The role of private schools in developing countries

In “Tiptoeing Around Private Schools in the Global Partnership for Education,” a new report shared by the National Center for the Study of the Privatization in EducationFrancine Menashy explores the effort to increase access to education in the developing world. This effort has led to a familiar debate about the role of for-profit school operators and public-private partnerships, with proponenets contending that private schools fill a void created by state failure, and critics pointing out that private schools don’t meet the needs of all students.

Menashy investigates by focusing on the Global Partnership for Education (GPE), a collaborative effort of philanthropic foundations, donor and recipient governments, multilateral organizations, and private companies.
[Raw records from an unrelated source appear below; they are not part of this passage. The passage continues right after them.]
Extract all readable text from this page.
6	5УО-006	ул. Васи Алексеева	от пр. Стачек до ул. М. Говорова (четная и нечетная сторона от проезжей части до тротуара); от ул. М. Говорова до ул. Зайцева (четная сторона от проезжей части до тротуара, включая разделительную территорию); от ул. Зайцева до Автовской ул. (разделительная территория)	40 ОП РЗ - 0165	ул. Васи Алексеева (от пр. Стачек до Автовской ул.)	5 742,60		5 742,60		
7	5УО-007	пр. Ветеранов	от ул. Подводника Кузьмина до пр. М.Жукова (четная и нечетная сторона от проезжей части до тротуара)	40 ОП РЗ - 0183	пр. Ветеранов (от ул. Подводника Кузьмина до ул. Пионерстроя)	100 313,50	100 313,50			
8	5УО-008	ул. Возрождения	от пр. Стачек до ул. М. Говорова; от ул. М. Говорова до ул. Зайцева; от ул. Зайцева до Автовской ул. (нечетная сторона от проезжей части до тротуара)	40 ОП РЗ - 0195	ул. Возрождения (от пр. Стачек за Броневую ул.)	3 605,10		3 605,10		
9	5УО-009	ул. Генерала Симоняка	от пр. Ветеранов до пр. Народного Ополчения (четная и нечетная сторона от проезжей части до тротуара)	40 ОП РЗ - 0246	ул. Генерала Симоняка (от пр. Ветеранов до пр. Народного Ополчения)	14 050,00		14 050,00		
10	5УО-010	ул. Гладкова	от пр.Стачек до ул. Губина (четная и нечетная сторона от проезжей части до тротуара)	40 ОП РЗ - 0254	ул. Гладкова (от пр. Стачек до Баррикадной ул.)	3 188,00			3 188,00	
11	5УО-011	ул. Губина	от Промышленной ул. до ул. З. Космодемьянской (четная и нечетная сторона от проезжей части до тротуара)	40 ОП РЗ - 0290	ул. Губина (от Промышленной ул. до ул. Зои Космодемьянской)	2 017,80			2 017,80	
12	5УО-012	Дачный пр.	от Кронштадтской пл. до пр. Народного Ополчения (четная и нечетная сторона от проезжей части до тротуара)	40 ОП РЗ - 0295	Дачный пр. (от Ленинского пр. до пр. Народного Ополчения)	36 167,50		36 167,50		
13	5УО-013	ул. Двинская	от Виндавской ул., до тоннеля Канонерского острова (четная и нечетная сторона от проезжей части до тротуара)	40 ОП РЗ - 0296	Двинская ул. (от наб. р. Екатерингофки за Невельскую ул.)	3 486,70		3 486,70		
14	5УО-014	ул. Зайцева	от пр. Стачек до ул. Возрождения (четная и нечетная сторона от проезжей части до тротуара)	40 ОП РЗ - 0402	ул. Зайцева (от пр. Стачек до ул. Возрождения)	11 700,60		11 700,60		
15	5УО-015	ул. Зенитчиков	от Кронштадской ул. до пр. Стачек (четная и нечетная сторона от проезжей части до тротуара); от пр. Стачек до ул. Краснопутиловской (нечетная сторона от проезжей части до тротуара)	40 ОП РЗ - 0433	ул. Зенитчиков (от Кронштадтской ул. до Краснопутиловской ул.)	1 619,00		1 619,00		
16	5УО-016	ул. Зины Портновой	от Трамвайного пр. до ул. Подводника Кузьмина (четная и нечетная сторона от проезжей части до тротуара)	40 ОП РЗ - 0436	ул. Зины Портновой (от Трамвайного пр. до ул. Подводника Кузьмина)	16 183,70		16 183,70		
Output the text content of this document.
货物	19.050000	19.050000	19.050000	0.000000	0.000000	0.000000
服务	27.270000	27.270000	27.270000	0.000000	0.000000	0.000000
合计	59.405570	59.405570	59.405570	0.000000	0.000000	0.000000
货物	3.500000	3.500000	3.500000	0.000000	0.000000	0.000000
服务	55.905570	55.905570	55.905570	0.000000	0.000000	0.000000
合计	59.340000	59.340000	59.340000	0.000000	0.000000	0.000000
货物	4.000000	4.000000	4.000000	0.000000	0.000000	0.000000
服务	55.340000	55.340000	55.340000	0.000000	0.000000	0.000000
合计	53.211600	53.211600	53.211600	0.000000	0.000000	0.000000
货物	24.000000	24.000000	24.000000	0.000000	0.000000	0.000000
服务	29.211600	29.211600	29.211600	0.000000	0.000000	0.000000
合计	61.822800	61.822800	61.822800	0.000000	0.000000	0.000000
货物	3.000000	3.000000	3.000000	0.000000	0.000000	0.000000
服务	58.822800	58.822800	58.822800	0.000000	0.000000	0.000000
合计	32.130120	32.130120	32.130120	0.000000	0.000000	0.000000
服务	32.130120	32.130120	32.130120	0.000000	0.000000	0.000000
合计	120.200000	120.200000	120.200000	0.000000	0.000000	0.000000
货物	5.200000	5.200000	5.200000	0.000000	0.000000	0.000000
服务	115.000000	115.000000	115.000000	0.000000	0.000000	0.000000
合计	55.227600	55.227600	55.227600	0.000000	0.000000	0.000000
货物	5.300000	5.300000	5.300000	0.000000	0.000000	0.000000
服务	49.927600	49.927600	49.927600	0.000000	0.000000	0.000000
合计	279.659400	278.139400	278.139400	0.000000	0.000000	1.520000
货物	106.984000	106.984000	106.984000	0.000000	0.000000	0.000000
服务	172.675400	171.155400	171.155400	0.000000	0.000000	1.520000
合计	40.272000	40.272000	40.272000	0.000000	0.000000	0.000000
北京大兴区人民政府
Launched by the World Bank in 2002 as the Education For All Fast Track Initiative (FTI), the organization was rebranded in 2011 as the GPE and is now involved in 59 developing nations.

Menashy’s research depicts “an organization so split on the matter of educational privatization that dialogue has all but ceased.” As Menashy concludes, “regulation of the private sector is needed, and the GPE could contribute to ideas around regulatory policies, but does not because the topic is not introduced….strategic avoidance on this (and other) contentious policy matters may risk the legitimacy of the partnership.”

One response to “The role of private schools in developing countries

  1. In a place where the local government isn’t the most honest, private are a really good answer. You can really cut down on corruption in developing countries. I think you would also get a higher quality education as well too.